유한소수에서의 나눗셈 알고리즘(Division algorithm)

In this paper, we extended the division algorithm for the integers to the finite decimals. Though the remainder for the finite decimals is able to be defined as various ways, the remainder could be defined as ``the remained amount`` which is the result of the division and as 『the remainder』 only if ``the remained amount`` is decided uniquely by certain conditions. From the definition of 『the remainder』 for the finite decimal, it could be inferred that ``the division by equal part`` and ``the division into equal parts`` are proper for the division of the finite decimal concerned with the definition of 『the remainder』. The finite decimal, based on the unit of measure, seemed to make it possible for us to think 『the remainder』 both ways: 1) in the division by equal part when the quotient is the discrete amount, and 2) in the division into equal parts when the quotient is not only the discrete amount but also the continuous amount.

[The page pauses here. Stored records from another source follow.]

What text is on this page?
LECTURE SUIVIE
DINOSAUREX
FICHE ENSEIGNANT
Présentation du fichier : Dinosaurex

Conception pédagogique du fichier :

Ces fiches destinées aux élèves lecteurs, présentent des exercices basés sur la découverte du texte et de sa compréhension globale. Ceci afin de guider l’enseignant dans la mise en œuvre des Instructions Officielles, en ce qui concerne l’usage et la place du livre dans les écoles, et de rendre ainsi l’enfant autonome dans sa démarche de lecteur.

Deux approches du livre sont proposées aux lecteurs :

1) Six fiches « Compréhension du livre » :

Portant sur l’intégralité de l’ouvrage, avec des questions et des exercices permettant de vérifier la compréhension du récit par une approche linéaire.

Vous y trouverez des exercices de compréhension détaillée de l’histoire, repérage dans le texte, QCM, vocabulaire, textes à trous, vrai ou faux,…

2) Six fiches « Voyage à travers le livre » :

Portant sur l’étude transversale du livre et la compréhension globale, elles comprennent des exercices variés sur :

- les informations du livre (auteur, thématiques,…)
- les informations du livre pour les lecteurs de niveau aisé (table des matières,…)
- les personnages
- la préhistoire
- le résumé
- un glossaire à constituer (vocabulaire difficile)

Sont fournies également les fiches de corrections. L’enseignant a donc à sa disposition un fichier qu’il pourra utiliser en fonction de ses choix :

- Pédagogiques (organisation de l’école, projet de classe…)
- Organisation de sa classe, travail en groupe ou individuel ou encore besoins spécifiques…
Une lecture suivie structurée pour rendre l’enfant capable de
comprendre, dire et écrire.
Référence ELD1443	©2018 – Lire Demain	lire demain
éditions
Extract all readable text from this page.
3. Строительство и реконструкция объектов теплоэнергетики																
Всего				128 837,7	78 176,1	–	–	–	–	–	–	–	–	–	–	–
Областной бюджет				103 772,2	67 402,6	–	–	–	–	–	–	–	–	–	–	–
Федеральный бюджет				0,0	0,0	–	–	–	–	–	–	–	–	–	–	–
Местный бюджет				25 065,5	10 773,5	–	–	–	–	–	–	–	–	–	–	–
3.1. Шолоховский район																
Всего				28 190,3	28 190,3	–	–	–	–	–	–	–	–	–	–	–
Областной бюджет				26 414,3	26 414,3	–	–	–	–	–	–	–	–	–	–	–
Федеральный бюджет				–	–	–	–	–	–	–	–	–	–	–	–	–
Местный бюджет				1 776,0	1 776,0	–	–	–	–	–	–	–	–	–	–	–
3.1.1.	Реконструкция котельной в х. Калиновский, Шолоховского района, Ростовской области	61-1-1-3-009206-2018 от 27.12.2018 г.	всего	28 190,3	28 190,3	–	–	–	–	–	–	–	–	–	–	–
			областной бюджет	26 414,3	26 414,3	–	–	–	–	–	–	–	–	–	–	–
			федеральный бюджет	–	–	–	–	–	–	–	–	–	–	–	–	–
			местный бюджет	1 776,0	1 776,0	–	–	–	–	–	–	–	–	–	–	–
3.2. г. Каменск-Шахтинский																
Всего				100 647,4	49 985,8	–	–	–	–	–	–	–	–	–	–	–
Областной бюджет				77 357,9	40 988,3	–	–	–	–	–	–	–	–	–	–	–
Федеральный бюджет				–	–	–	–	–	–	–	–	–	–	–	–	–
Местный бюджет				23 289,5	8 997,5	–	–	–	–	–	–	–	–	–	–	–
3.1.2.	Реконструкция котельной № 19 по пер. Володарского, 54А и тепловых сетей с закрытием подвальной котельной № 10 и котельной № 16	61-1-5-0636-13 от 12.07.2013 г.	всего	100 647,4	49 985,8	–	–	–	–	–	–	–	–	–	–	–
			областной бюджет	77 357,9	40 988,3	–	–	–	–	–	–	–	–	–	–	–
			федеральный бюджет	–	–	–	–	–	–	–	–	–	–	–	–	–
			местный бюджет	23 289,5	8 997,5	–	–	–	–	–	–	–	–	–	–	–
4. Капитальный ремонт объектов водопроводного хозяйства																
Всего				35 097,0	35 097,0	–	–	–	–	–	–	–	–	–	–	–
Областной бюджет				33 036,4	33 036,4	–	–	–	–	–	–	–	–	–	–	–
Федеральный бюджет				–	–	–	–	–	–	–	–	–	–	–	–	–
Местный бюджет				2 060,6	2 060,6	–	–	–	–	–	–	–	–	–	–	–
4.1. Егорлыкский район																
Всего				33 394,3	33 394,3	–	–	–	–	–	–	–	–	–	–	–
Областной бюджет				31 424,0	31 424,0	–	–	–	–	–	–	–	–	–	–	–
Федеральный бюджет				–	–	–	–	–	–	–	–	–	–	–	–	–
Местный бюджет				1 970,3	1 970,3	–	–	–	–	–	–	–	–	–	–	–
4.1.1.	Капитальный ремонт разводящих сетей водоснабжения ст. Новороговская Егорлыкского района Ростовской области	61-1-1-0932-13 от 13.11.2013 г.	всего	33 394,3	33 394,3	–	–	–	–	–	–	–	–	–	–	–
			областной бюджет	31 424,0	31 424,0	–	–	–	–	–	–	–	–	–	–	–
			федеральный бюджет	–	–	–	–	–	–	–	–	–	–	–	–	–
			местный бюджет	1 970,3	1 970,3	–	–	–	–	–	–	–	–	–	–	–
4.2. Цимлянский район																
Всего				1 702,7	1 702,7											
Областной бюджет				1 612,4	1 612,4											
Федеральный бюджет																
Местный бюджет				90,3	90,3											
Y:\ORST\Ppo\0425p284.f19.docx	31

In this division context, it could be said that the remainder for finite decimal must have the meaning of the justice and the completeness as well. The theorem of the division algorithm for the finite decimal could be accomplished, based on both the unit of measure of 『the remainder』, and those of the divisor and the dividend. In this paper, the meaning of the division algorithm for the finite decimal was investigated, it is concluded that this theory make it easy to find the remainder in the usual unit as well as in the unusual unit of measure.